The file blocks 241 are connected by the plurality of block links
242. The file 240 is illustrative of a file to be deleted. The
structure of the file as defined above is a hierarchical tree-like
structure, however, there is no requirement in any embodiment of
the invention that the invention be applied only to file structures
(or inode structures) of this type. The use of a hierarchical
tree-like structure filing system is intended to be illustrative
only and not limiting.
[0052] If the file is a composite file, it has attached data
elements 243 which are associated with the file 240 (such as
possibly by one or more references from the file's inode file
220).
[0053] The zombie filespace 250 contains a zombie root block 251
and all associated blocks of data for zombie files (files in the
zombie filespace, which are in the process of being deleted or
truncated).
[0054] The zombie file link 260 links a file to be deleted to the
zombie filespace 250. A file that has been linked to the zombie
filespace 250 is referred to as a "zombie file" while it is so
linked. Zombie files in the zombie filespace 250 are maintained in
like manner as live files 240 in the live filespace 210.
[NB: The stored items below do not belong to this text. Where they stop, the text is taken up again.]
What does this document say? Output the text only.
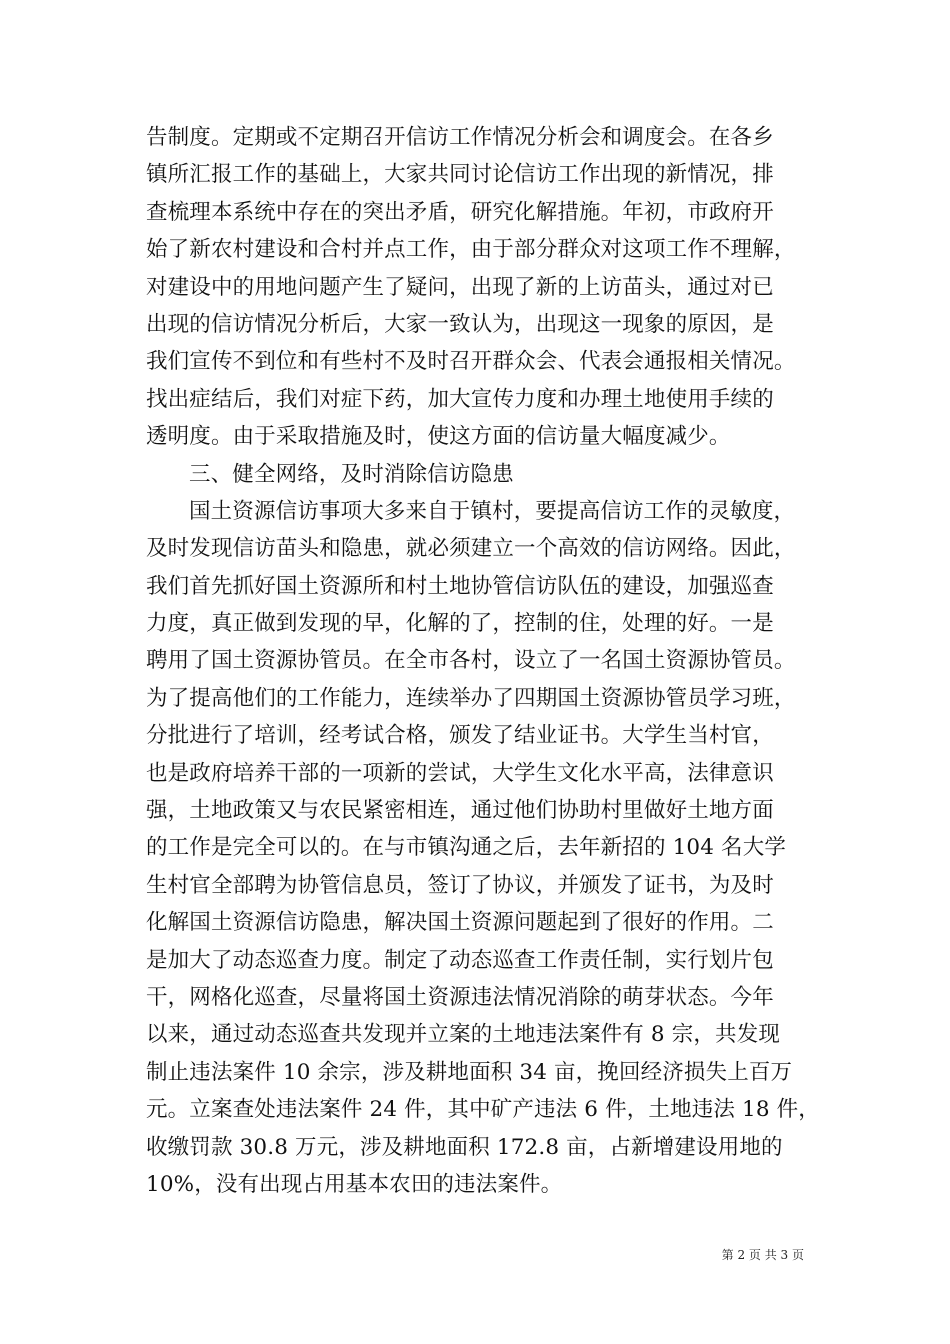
告制度。定期或不定期召开信访工作情况分析会和调度会。在各乡
镇所汇报工作的基础上，大家共同讨论信访工作出现的新情况，排
查梳理本系统中存在的突出矛盾，研究化解措施。年初，市政府开
始了新农村建设和合村并点工作，由于部分群众对这项工作不理解，
对建设中的用地问题产生了疑问，出现了新的上访苗头，通过对已
出现的信访情况分析后，大家一致认为，出现这一现象的原因，是
我们宣传不到位和有些村不及时召开群众会、代表会通报相关情况。
找出症结后，我们对症下药，加大宣传力度和办理土地使用手续的
透明度。由于采取措施及时，使这方面的信访量大幅度减少。
三、健全网络，及时消除信访隐患
国土资源信访事项大多来自于镇村，要提高信访工作的灵敏度，
及时发现信访苗头和隐患，就必须建立一个高效的信访网络。因此，
我们首先抓好国土资源所和村土地协管信访队伍的建设，加强巡查
力度，真正做到发现的早，化解的了，控制的住，处理的好。一是
聘用了国土资源协管员。在全市各村，设立了一名国土资源协管员。
为了提高他们的工作能力，连续举办了四期国土资源协管员学习班，
分批进行了培训，经考试合格，颁发了结业证书。大学生当村官，
也是政府培养干部的一项新的尝试，大学生文化水平高，法律意识
强，土地政策又与农民紧密相连，通过他们协助村里做好土地方面
的工作是完全可以的。在与市镇沟通之后，去年新招的 104 名大学
生村官全部聘为协管信息员，签订了协议，并颁发了证书，为及时
化解国土资源信访隐患，解决国土资源问题起到了很好的作用。二
是加大了动态巡查力度。制定了动态巡查工作责任制，实行划片包
干，网格化巡查，尽量将国土资源违法情况消除的萌芽状态。今年
以来，通过动态巡查共发现并立案的土地违法案件有 8 宗，共发现
制止违法案件 10 余宗，涉及耕地面积 34 亩，挽回经济损失上百万
元。立案查处违法案件 24 件，其中矿产违法 6 件，土地违法 18 件，
收缴罚款 30.8 万元，涉及耕地面积 172.8 亩，占新增建设用地的
10%，没有出现占用基本农田的违法案件。
第 2 页 共 3 页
[0055] Method of Operation--File Deletion
[0056] FIG. 3 shows a process flow diagram for file deletion in a
method for operating a system for manipulation of zombie files and
Evil-twin files.
[0057] A method 300 includes a set of flow points and a set of
steps. The system 100 performs the method 300. Although the method
300 is described serially, the steps of the method 300 can be
performed by separate elements in conjunction or in parallel,
whether asynchronously, in a pipelined manner, or otherwise. There
is no particular requirement that the method 300 be performed in
the same order in which this description lists the steps, except
where so indicated.
[0058] In this method 300, each operation denoted by a flow point
is recorded in a file system log, such as a persistent memory that
can be accessed in the event of a file system crash or other
service interruption. The file system can and does generate
checkpoints while these operations are being performed. After a
crash, the file system replays the operations noted in the log, as
further described with regard to FIG. 5.
[0059] At a flow point 310, a system user selects the file 240 for
deletion. User interfaces for this activity vary from system to
system but are well known in the art.
[0060] At a flow point 320, the file 240 is identified by the
system as a large file requiring zombie processing. In a preferred
embodiment, the specific size of a file necessary to trigger zombie
processing is parameter-based, software-selectable, however, it can
be any set of instructions supporting this functionality, such as
instructions hard-coded on a computer chip.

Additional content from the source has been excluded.